AA: Both with Batman and the HBO shows, the cartoons had more of a cinematic live-action feel to them than traditional fare. Was this something you were consciously aiming for, or did this style evolve out of necessity for the type of stories that you were telling?
ER: Spawn was a natural extension or evolution from Batman, to take it not only cinematic but also get into a real stylistic approach. Batman had the traditional three-act setup, but with Spawn, having only six episodes in each season, it was an ongoing and everchanging storyline, with the core being this guy who has a mission which is to find his wife and see if there's any possible way he's going to be able to get back what he lost. It was wonderful, the closest that I've come to really doing my own piece. I could not wait to get to the editing room and try a million different things. I can't tell you how many times I begged and pleaded with Catherine to give me more time in the edit room because I had absolute visions of how some of this stuff was going to play before I even saw it, and it just took a lot of time.
Literally, there would be times where within a twenty two-minute episode, I'd have a thousand cuts because a lot of it was half frames, re-uses, flips and flops, effects, and the like. It was all done after the fact. Typically with animation, you send stuff over and what you send you get back. Here I was doing almost special effects in the Avid, because there was no way I could convey those thoughts in my exposure sheets. I had to do it in the edit room so it was very much a live-action mentality of having a cutting room floor except it was all digital.

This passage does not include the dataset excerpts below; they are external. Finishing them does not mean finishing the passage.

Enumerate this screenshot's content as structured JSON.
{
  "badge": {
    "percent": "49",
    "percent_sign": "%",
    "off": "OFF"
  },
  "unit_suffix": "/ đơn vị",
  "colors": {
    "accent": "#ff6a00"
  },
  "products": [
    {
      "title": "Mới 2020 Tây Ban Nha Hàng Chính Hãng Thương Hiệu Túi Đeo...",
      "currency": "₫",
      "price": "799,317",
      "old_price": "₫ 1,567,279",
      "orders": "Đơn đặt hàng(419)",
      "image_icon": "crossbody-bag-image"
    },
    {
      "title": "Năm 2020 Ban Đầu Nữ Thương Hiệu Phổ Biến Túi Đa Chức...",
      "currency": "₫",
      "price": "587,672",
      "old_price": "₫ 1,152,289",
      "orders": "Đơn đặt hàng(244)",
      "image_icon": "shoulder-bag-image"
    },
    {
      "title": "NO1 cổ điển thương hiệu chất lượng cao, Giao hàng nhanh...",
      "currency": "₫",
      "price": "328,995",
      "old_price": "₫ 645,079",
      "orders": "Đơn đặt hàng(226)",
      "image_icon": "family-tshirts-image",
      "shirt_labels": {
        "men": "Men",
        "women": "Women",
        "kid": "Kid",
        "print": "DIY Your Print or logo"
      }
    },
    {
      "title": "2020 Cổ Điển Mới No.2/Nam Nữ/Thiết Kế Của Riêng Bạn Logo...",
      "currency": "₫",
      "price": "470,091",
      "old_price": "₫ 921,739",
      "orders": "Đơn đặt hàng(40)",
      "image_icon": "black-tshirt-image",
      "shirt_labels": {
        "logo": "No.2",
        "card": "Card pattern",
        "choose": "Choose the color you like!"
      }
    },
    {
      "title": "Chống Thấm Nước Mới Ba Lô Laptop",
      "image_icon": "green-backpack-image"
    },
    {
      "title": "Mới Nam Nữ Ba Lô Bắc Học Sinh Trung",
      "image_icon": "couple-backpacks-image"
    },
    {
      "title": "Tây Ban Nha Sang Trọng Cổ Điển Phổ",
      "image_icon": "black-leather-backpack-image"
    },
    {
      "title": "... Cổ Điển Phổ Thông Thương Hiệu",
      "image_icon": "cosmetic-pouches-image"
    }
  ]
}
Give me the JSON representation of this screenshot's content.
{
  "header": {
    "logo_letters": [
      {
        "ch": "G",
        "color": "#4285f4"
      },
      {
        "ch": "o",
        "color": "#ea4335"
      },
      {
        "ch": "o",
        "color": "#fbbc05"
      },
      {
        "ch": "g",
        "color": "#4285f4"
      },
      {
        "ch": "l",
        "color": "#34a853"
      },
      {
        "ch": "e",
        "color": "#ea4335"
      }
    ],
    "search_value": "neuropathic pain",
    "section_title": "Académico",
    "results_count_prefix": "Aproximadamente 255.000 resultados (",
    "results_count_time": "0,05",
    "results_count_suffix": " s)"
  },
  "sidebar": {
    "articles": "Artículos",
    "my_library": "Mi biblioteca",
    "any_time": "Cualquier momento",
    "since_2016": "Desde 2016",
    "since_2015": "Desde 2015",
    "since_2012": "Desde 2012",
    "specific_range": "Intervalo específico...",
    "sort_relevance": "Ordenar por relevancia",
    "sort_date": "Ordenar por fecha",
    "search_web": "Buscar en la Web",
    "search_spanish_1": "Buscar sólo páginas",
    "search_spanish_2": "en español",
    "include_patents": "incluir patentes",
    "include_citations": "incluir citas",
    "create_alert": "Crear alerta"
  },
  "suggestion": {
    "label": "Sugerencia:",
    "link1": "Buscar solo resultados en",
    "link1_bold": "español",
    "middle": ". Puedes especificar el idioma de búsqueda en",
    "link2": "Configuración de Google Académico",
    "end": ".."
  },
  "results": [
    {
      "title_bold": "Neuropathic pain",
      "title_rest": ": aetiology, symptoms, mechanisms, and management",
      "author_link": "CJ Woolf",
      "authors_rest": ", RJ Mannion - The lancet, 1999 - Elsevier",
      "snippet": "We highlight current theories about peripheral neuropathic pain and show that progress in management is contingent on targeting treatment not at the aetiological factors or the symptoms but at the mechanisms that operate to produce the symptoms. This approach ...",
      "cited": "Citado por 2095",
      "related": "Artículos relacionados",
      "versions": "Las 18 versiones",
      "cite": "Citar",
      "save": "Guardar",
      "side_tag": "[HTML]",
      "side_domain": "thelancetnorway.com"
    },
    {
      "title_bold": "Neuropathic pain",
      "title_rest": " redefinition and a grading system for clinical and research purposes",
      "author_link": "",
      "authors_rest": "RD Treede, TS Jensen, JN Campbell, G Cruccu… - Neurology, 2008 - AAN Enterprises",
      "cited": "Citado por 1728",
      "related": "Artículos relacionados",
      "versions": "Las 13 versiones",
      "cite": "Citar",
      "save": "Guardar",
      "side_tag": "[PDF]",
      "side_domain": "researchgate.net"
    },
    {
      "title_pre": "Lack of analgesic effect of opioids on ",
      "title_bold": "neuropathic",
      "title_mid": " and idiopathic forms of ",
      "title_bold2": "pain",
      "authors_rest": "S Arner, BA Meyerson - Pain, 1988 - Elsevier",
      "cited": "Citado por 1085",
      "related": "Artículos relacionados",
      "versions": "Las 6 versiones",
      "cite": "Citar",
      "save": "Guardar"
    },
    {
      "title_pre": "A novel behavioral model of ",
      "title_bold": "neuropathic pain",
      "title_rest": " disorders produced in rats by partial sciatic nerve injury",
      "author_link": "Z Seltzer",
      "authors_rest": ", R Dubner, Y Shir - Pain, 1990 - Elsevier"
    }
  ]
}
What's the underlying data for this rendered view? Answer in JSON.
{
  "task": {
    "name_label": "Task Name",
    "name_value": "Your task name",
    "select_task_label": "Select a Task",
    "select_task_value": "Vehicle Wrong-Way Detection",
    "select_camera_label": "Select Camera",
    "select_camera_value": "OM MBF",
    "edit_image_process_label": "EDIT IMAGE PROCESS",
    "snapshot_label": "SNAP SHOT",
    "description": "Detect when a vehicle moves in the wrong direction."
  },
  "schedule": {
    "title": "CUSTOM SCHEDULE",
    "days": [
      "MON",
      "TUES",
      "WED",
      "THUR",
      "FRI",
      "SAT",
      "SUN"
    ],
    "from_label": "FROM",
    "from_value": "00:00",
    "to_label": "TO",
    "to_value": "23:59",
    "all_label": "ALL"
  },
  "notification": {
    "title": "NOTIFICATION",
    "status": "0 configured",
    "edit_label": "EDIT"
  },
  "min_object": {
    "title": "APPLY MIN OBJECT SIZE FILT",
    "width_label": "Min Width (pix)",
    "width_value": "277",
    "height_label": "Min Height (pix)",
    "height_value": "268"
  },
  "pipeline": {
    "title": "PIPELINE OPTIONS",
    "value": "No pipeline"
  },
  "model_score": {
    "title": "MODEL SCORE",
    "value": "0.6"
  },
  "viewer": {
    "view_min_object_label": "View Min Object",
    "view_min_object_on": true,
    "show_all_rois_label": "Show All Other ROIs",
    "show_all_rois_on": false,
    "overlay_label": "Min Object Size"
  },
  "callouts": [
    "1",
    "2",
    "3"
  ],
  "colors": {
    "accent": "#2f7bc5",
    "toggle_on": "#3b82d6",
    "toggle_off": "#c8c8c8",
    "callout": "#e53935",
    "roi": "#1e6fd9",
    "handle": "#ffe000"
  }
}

AA: Following along these same lines, when I see some live-action films, I see a level of depth in the characterization and storytelling that I don't see in animation. Do you think an adult animated drama has a place in animation?
ER: I think there's definitely a place for an animated adult action-drama. Everything doesn't have to revolve around fairy tales and fantasies. Animation has always, at least for as many years as I've seen, been relegated to marketing and merchandising. I think Blade Runner could exist as an animated film, or a Blade Runner-esque type of film. It's futuristic, they've got vehicles and they've got action characters. If you want to make your merchandising, that's great. It just hasn't been given the opportunity. No one is trusted enough; it always has to be justified with how much money the film will make merchandising-wise. There's no reason that you couldn't do an absolute all-out animated action-drama, and let it compete against any other live-action film.
AA: What sort of a role do you see the Internet playing in the future of animation?
ER: A lot of the material that's on the Internet now is place holders as far as I'm concerned. It's derivative of television. Right now the best use for the Internet is to sort of incubate ideas. To put up a short, and get a real good sense of whether your ideas working and whether the audience likes it. Beyond that, delivering on-going content on the Internet is limited so you have to surrender yourself to that, and do something that's pretty much verbal graphics. But embrace the fact that it is a reality and it's not going away. The technology is coming, and artists creating material for the Internet should be prepared to throw away all of the limitations that television places on animation, and just get back to making good product.
Radomski introduces a 2D, 3D, live-action combination technique in Mindless Bob. © and ™ Film Roman.
The Internet will allow audiences to pick the material they like. People that know the material will pass around the word and eventually creators/producers/directors like myself will be trusted to make stuff that can exist on the Internet, and can be directly marketed to its audience. I believe that will play a big role in moving entertainment, especially animation, forward.
AA: How involved have you been with Film Roman's entertainment site Level13.com?
ER: I was responsible for the direction and attitude of the entire Level13 project. With Level13, we specifically went for material that was going to be more adult, but that doesn't mean adult in a bottom of the barrel sense which 95% of the stuff on the Internet currently is. Not just a bunch of jokes about excrement, nudity, foul language and racist jokes. A little bit of that is fine for people to exercise their point of view but it's not going to hold up over the long term.